Les sondages influencent-ils les électeurs?

La victoire d'Hillary Clinton aux primaires du New Hampshire a encore une fois fait mentir les prédictions des sondages qui, décidément, mesurent mal les mouvements de l'opinion publique en fin de campagne électorale. Mais au-delà des explications méthodologiques, l'«accident» du New Hampshire pose indirectement l'éternelle question qui hante l'univers des sondages depuis 50 ans: ceux-ci influencent-ils vraiment le choix des électeurs?

En raison de l'«idéal démocratique» si cher aux Américains, ce sont eux qui se sont intéressés à cette question bien avant la venue des sondages. L'immensité du territoire des États-Unis fait en sorte que les résultats des États de la côte Est sont connus avant la fermeture des bureaux de scrutin de la côte Ouest!

Les recherches américaines, dont la majorité ont été réalisées dans les années 60, distinguent l'effet d'entraînement (ou bandwagon) de l'effet contraire (dit underdog) qui stimule les électeurs à voter pour contrer une victoire trop facile d'un des candidats. Lorsque la motivation d'une partie considérable de l'électorat «politiquement non aligné» consiste à voter pour le vainqueur, alors l'effet bandwagon sera plus important que l'effet underdog. Évidemment, si les deux effets sont de même force, alors ils s'annulent mutuellement et la résultante finale est nulle.

Preuve impossible

Au Québec, le mérite d'avoir étudié sérieusement l'impact de la publication de sondages sur le comportement électoral revient à des chercheurs universitaires. À l'instar de leurs collègues américains, ils n'ont pas réussi à démontrer hors de tout doute raisonnable que les sondages influencent significativement les électeurs en créant un élan favorable à un parti ou à un candidat. Au contraire, elles concluent à une impossibilité théorique d'apporter une preuve méthodologique de ces influences même si, d'un point de vue empirique, celles-ci semblent bien réelles.

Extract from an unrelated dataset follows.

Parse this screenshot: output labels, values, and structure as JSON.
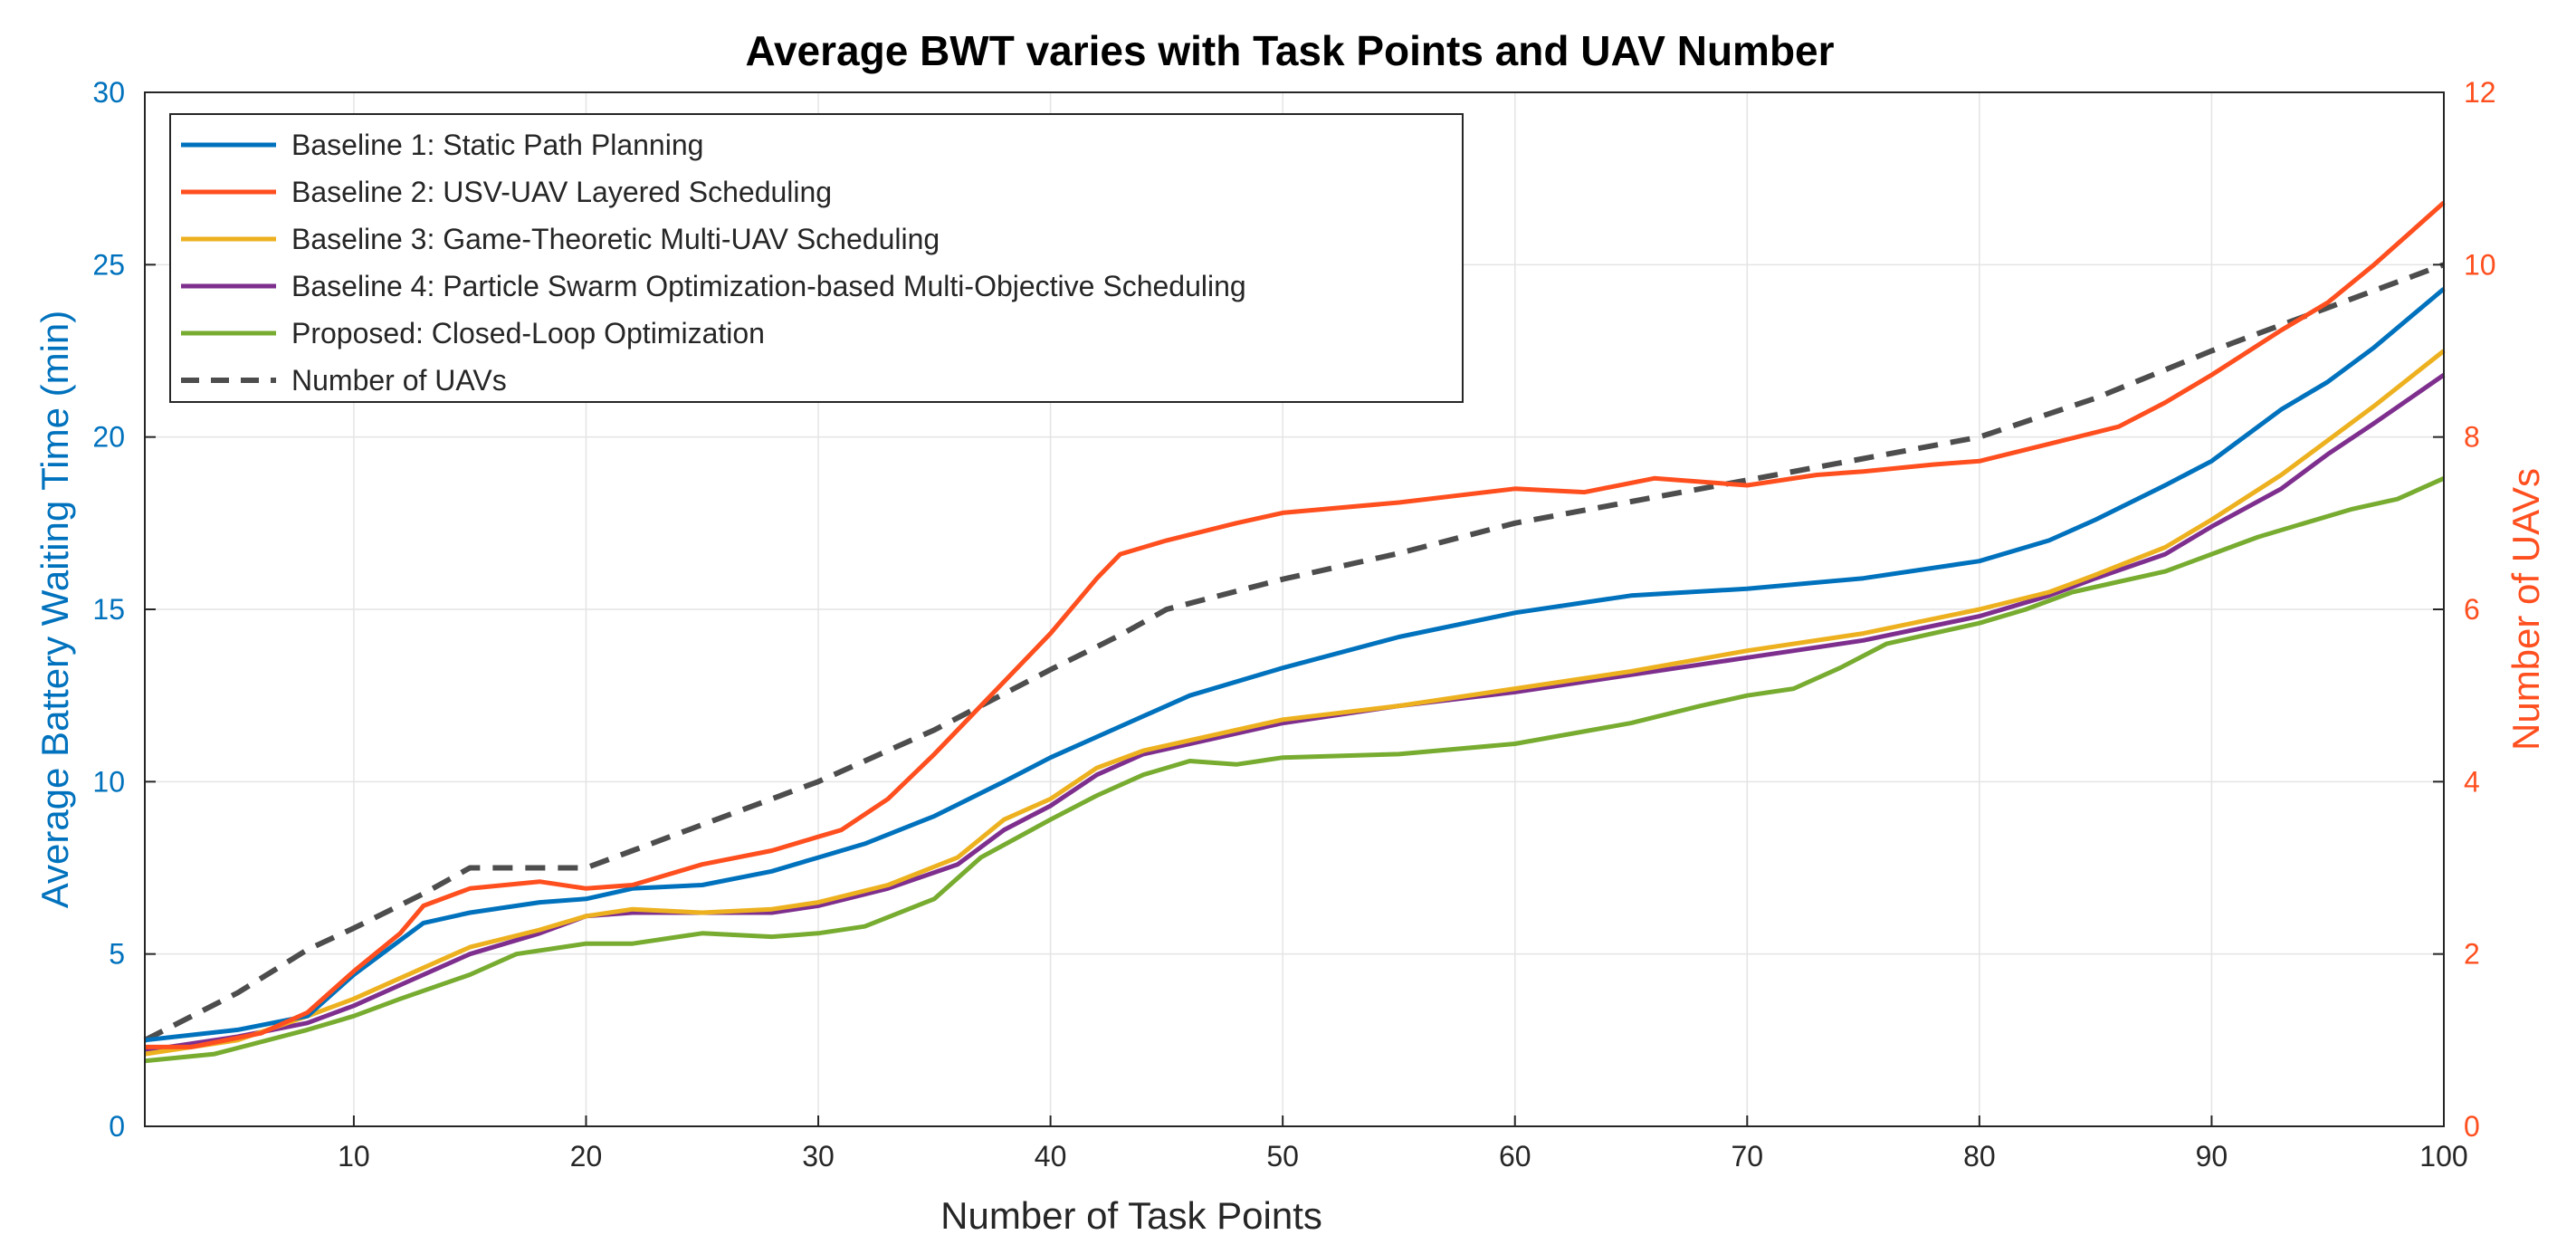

Cette théorie transposée aux primaires du New Hampshire exclut d'office toute explication qui reposerait sur l'effet bandwagon, ce qui aurait agrandi encore davantage l'écart en faveur du candidat Barack Obama, que les sondages donnaient déjà gagnant.

Par contre, le taux de participation record à ces primaires du New Hampshire pourrait mieux expliquer le dérapage des sondages qui n'ont pas su détecter ce bloc des 40 % d'électeurs indépendants «sans affiliation partisane» composé de femmes davantage proches de la candidate Hillary Clinton, d'autant plus que cette clientèle est traditionnellement plus réservée sur les questions d'ordre politique que l'électorat masculin.

S'il est possible d'avancer que la forte participation aux primaires du New Hampshire a potentiellement favorisé la candidate Hillary Clinton, il est plus difficile de démontrer que cette participation majoritairement favorable à la candidate démocrate est imputable à un effet underdog. Sont-ce les prédictions des sondages qui ont influencé l'électorat ou plutôt le retentissant «cri du coeur» lancé la veille par la seule femme candidate à cette présidentielle américaine?

Cri du coeur

Il faut convenir que ce «cri du coeur» a sûrement eu un impact beaucoup plus important sur l'électorat que la publication de sondages montrant l'avance du candidat Barack Obama. Et, encore une fois, les sondages se tirent d'affaire, faute de preuves! Sauf que, sans les sondages, il n'y aurait probablement pas eu de «cri du coeur»...

Mais si les erreurs de prédiction des sondages découlent effectivement du resserrement des femmes autour de la candidature d'Hillary Clinton et si cette «tendance se maintient», il serait possible que le prochain président des États-Unis soit une femme.